OCEANOS DE MARÇO

O padre, acostumado com os atrasos, contribuía alongando as formalidades da última parte da missa. Os fiéis, entediados, esperavam a bênção. Automóveis enchiam o cruzamento de avenidas. Havia ambulâncias se movimentando lentamente para acomodar-se à entrada de emergência. O engarrafamento afogado em buzinas estridentes.

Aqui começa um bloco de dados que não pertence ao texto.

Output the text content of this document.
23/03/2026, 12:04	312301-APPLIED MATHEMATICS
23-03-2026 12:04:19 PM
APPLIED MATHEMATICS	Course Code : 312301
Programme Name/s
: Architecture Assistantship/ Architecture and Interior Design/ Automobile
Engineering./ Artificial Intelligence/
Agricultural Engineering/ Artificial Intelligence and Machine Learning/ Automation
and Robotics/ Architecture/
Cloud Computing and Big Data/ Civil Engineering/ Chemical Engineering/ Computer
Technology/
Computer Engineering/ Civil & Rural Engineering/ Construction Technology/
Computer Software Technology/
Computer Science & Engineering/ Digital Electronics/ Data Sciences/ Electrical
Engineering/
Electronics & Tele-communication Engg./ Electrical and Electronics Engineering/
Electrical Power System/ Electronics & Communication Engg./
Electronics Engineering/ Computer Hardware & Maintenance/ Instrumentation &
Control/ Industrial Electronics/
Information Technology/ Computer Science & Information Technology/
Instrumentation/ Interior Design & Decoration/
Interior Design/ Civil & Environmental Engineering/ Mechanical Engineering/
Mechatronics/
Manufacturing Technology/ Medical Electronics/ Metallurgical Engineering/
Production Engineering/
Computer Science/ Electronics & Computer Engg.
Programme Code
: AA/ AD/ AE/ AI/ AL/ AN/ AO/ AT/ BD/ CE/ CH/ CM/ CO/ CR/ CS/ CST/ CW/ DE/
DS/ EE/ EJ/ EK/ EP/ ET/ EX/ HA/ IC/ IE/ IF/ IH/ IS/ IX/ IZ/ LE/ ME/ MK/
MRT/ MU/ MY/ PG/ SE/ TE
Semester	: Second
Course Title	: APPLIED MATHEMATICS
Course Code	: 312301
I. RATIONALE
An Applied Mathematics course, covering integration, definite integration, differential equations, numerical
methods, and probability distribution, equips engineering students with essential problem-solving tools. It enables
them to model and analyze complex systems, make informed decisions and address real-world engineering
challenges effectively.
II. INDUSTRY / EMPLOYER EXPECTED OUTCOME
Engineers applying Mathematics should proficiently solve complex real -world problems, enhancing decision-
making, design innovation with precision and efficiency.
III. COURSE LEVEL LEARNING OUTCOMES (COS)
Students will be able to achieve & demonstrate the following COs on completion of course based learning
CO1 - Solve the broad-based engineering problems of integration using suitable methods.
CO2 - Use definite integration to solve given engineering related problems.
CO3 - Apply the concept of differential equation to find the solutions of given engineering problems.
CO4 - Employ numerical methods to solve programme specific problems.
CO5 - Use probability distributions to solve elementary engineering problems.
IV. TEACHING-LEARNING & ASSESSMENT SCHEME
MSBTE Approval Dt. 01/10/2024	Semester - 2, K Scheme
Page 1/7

Onde está? Já chegou? Está atrasado, aliás, estão os dois atrasados. Organize tudo. Faça isto. Procure Fulano. Onde está Cicrano? Por que está tão nervosa? Respire fundo. É pra já. Não vai acontecer nada. Vai dar tudo certo. Chegou. Quem chegou? Beltrana chegou. Sim, pensei que fossem eles. Não. Falta pouco, tenha paciência.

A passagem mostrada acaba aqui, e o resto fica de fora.